George St. Geegland and Gil Faizon, two aging writer/performers, best known for their work on Comedy Central’s prank-show-within-a-sketch-show Too Much Tuna, made their off-Broadway debut on December 1st at the Cherry Lane Theater.
I have not seen the play, nor am I totally clear the name of it (Oh Hello? We’re Us, You’re You, Let’s Talk?), but today I attended a very colorful press conference where the following happened:
First, the event was introduced by dentist/comedian Jeffrey Gurian, flanked by two of his “Gurian Angels” – very serious-looking statuesque women in tight black pants, skin-tight “Gurian Angels” t-shirts, and red berets. We were told that, much like the Guardian Angels, they patrol the subways looking for crime. Not sure what the reason for this was – Gurian apparently has some kind of personal connection to Faizon and St. Geegland, which I missed because at that point I had not yet turned on my recorder.
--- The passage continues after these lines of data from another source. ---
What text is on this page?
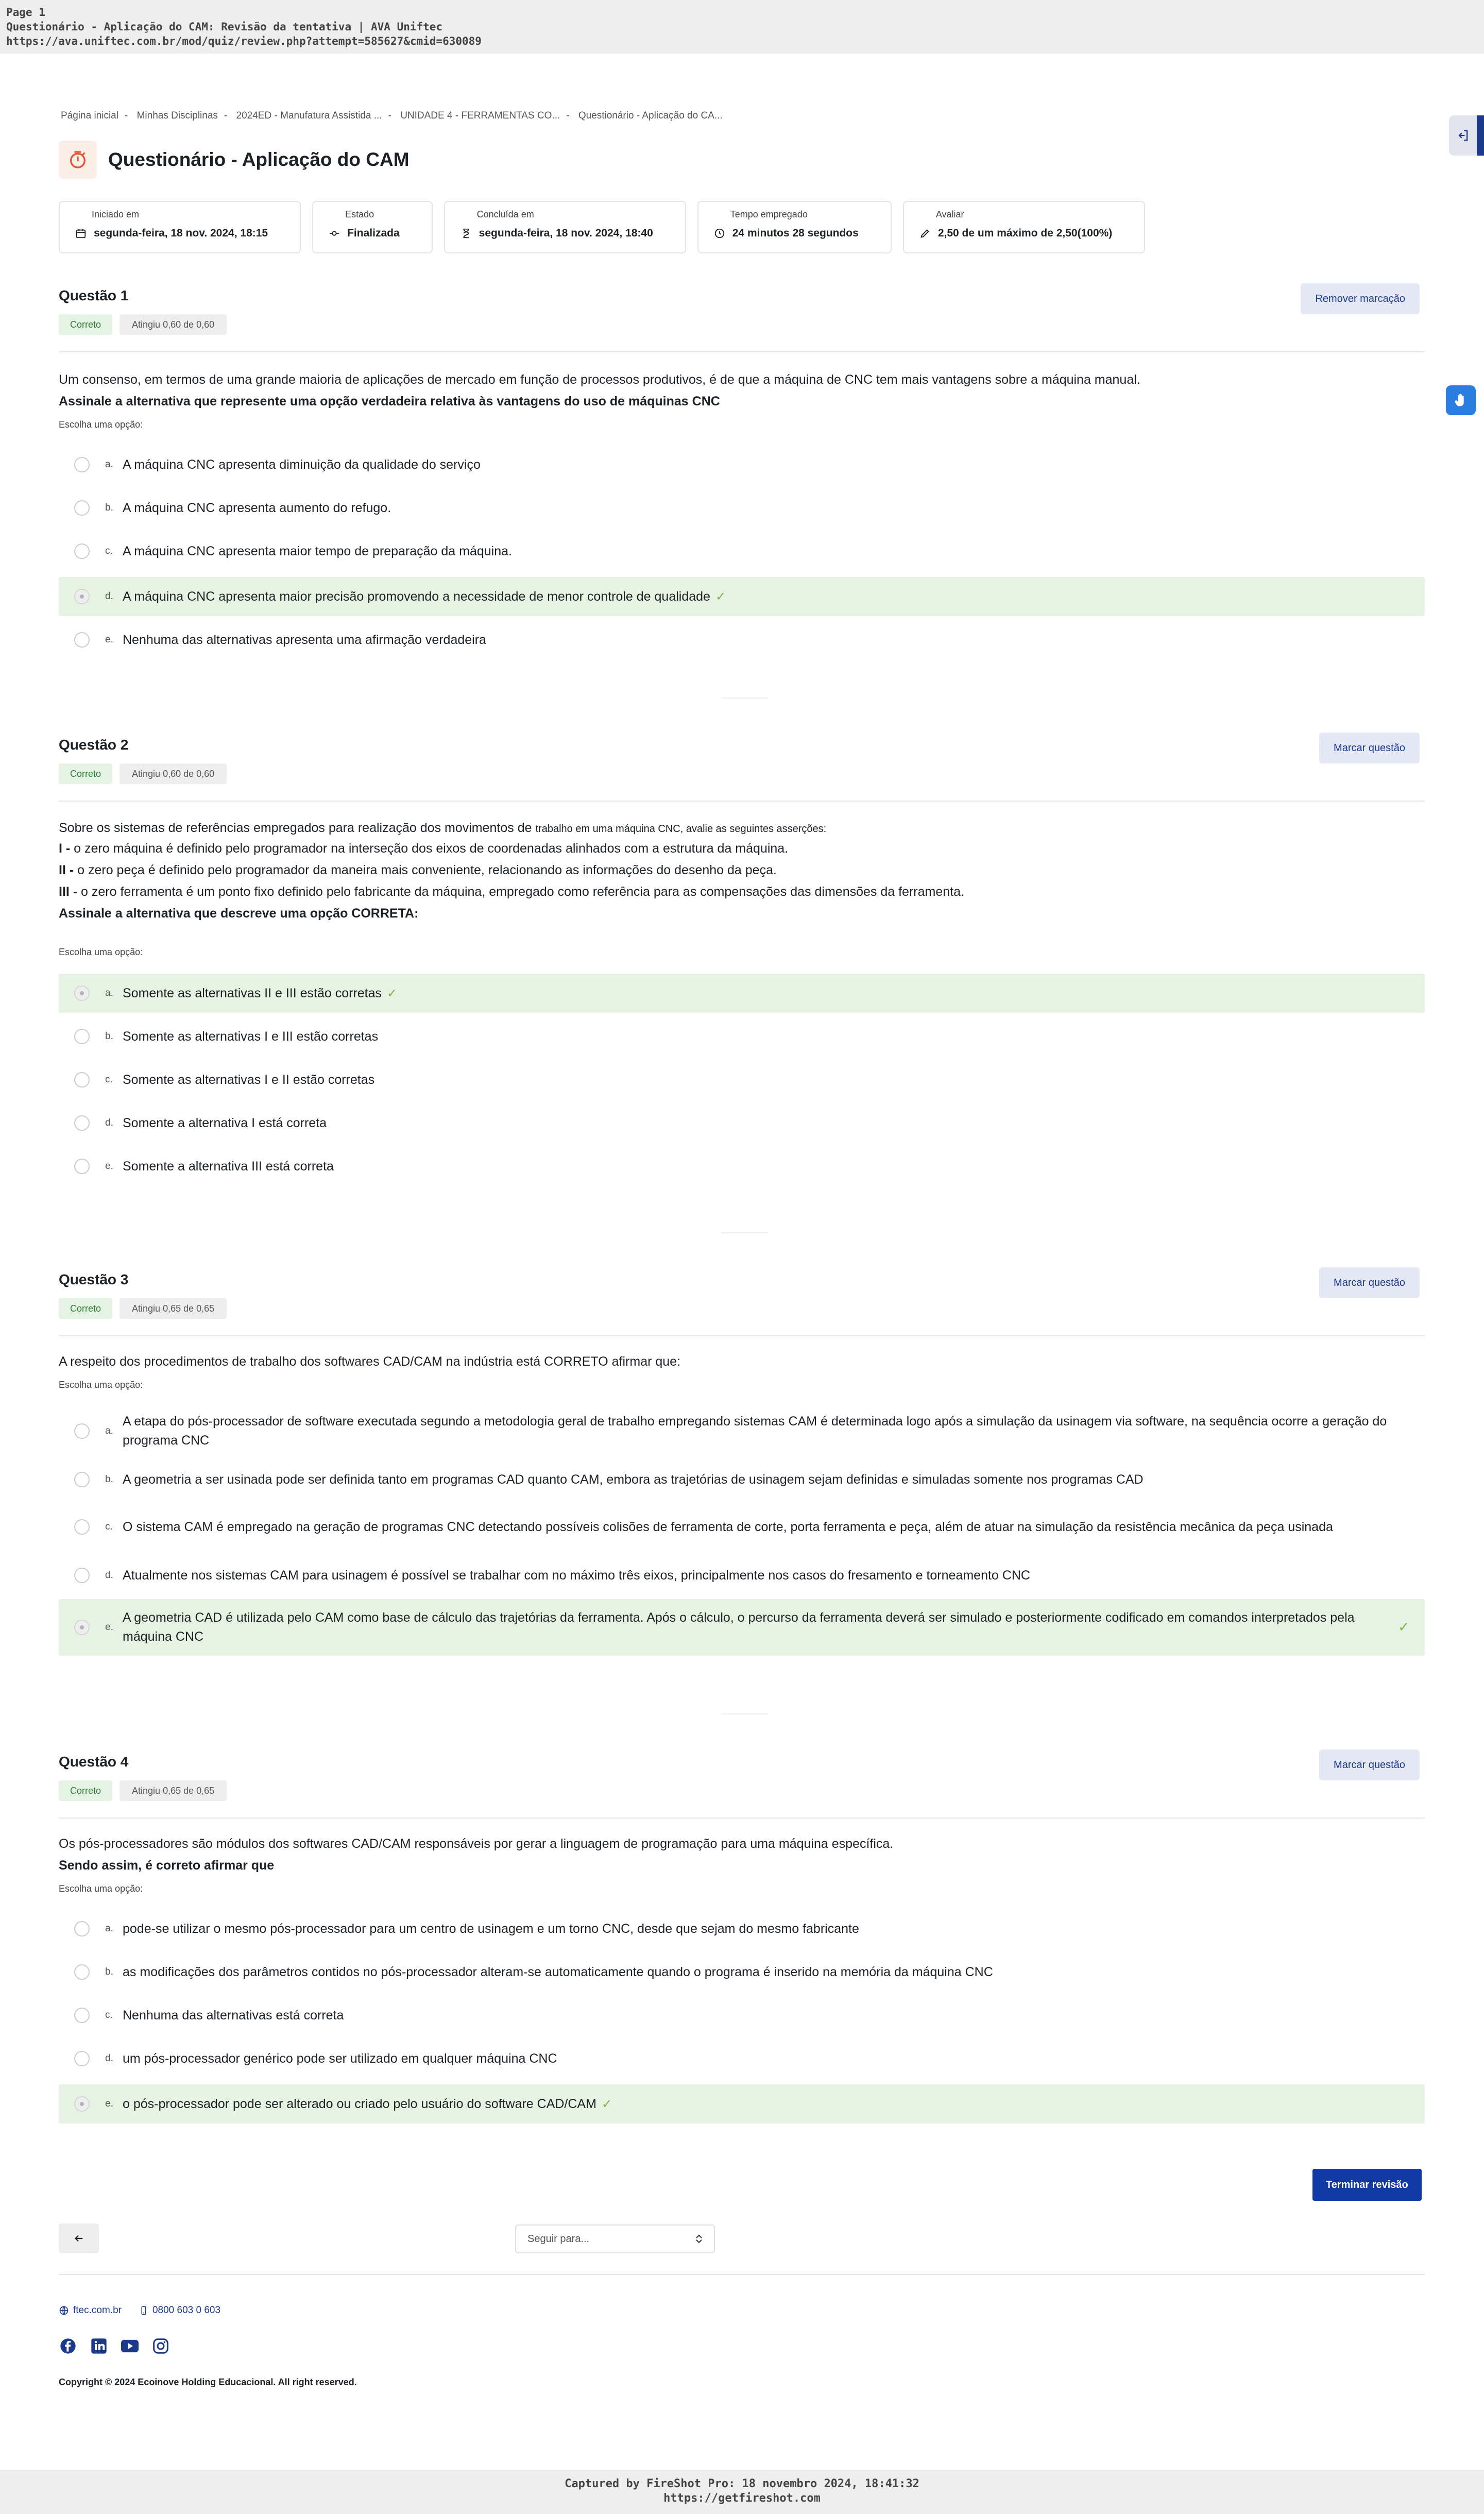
Page 1
Questionário - Aplicação do CAM: Revisão da tentativa | AVA Uniftec
https://ava.uniftec.com.br/mod/quiz/review.php?attempt=585627&cmid=630089
Página inicial - Minhas Disciplinas - 2024ED - Manufatura Assistida ... - UNIDADE 4 - FERRAMENTAS CO... - Questionário - Aplicação do CA...
Questionário - Aplicação do CAM
Iniciado em
segunda-feira, 18 nov. 2024, 18:15
Estado
Finalizada
Concluída em
segunda-feira, 18 nov. 2024, 18:40
Tempo empregado
24 minutos 28 segundos
Avaliar
2,50 de um máximo de 2,50(100%)
Questão 1	Remover marcação
Correto	Atingiu 0,60 de 0,60
Um consenso, em termos de uma grande maioria de aplicações de mercado em função de processos produtivos, é de que a máquina de CNC tem mais vantagens sobre a máquina manual.
Assinale a alternativa que represente uma opção verdadeira relativa às vantagens do uso de máquinas CNC
Escolha uma opção:
a. A máquina CNC apresenta diminuição da qualidade do serviço
b. A máquina CNC apresenta aumento do refugo.
c. A máquina CNC apresenta maior tempo de preparação da máquina.
d. A máquina CNC apresenta maior precisão promovendo a necessidade de menor controle de qualidade ✓
e. Nenhuma das alternativas apresenta uma afirmação verdadeira
Questão 2	Marcar questão
Correto	Atingiu 0,60 de 0,60
Sobre os sistemas de referências empregados para realização dos movimentos de trabalho em uma máquina CNC, avalie as seguintes asserções:
I - o zero máquina é definido pelo programador na interseção dos eixos de coordenadas alinhados com a estrutura da máquina.
II - o zero peça é definido pelo programador da maneira mais conveniente, relacionando as informações do desenho da peça.
III - o zero ferramenta é um ponto fixo definido pelo fabricante da máquina, empregado como referência para as compensações das dimensões da ferramenta.
Assinale a alternativa que descreve uma opção CORRETA:
Escolha uma opção:
a. Somente as alternativas II e III estão corretas ✓
b. Somente as alternativas I e III estão corretas
c. Somente as alternativas I e II estão corretas
d. Somente a alternativa I está correta
e. Somente a alternativa III está correta
Questão 3	Marcar questão
Correto	Atingiu 0,65 de 0,65
A respeito dos procedimentos de trabalho dos softwares CAD/CAM na indústria está CORRETO afirmar que:
Escolha uma opção:
a.
A etapa do pós-processador de software executada segundo a metodologia geral de trabalho empregando sistemas CAM é determinada logo após a simulação da usinagem via software, na sequência ocorre a geração do programa CNC
b. A geometria a ser usinada pode ser definida tanto em programas CAD quanto CAM, embora as trajetórias de usinagem sejam definidas e simuladas somente nos programas CAD
c. O sistema CAM é empregado na geração de programas CNC detectando possíveis colisões de ferramenta de corte, porta ferramenta e peça, além de atuar na simulação da resistência mecânica da peça usinada
d. Atualmente nos sistemas CAM para usinagem é possível se trabalhar com no máximo três eixos, principalmente nos casos do fresamento e torneamento CNC
e.
A geometria CAD é utilizada pelo CAM como base de cálculo das trajetórias da ferramenta. Após o cálculo, o percurso da ferramenta deverá ser simulado e posteriormente codificado em comandos interpretados pela máquina CNC
✓
Questão 4	Marcar questão
Correto	Atingiu 0,65 de 0,65
Os pós-processadores são módulos dos softwares CAD/CAM responsáveis por gerar a linguagem de programação para uma máquina específica.
Sendo assim, é correto afirmar que
Escolha uma opção:
a. pode-se utilizar o mesmo pós-processador para um centro de usinagem e um torno CNC, desde que sejam do mesmo fabricante
b. as modificações dos parâmetros contidos no pós-processador alteram-se automaticamente quando o programa é inserido na memória da máquina CNC
c. Nenhuma das alternativas está correta
d. um pós-processador genérico pode ser utilizado em qualquer máquina CNC
e. o pós-processador pode ser alterado ou criado pelo usuário do software CAD/CAM ✓
Terminar revisão
Seguir para...
ftec.com.br	0800 603 0 603
Copyright © 2024 Ecoinove Holding Educacional. All right reserved.
Captured by FireShot Pro: 18 novembro 2024, 18:41:32
https://getfireshot.com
When St. Geegland and Faizon entered the stage, they immediately warned the crowd of reporters that they were not there for any “Gotcha questions” or “Gotcha photos.”
The two insisted that their new success will not go to their heads, but clarified that did both already have, “a crippling addiction to cocaine.” (Their pronunciation – “cuh-caine” – was a bit difficult to understand, but they helpfully spelled the word out for the reporters present.)
When asked about the incredibly rapid ticket sales (the run sold out almost immediately), Faizon implied that they had bought the tickets themselves in bulk on Stubhub. Was this some kind of a joke?
The two claimed that they were not there to talk about politics, but were big supporters of Bernard Sanders, who they knew personally from their time in Vermont (“apparently now he goes by ‘Bernie’ to appeal to the kids”). In fact, according to St. Geegland, the three of them were at one point known as “The Burlington Three” and were together responsible for “burning down the original Burlington Coat Factory.”
They were unwilling to make any statements about the current particulars of national politics beyond affirming their stance that, “We’re big liberals. But we do love money. And we’re a little racist.”
At one point, St. Geegland gestured at the large, brightly colored New York skyline behind them and admitted, “we stole this set.”
In a possibly surprising twist, the two of them claimed that Mike Tyson’s one man show on Broadway was a big inspiration for Oh Hello (We’re Us, You’re You, Let’s Talk?). St Geegland: “Whenever I walk through that [stage] door, I’m thinking about Mike Tyson.” This prompted Faizon to reveal that their show was actually directed for a short time by Buster Douglas.
When asked what they thought of Kim Kardashian and Kanye West’s new baby, they misheard the question and instead replied that they were very happy for Kim Novak and Adam West.
They referred to Alan Alda throughout.
There was a brief moment of tension when one reporter inquired about their relationship with former collaborators Nick Kroll and John Mulaney. The two explained that there was an incident at the Kroll Show wrap party where they had done “a dashboard length” of cocaine in their rental car (a PT Cruiser) and then gone into the wrap party, where they “recklessly burned every bridge at Comedy Center (sic).”
One moment that summed up the entire moment for me was when a journalist asked if they had seen the latest Broadway hit Hamilton. Both Faizon and St. Geegland immediately began raving about how fantastic is was, oohing and ahhing their approval before clarifying that…they hadn’t seen it.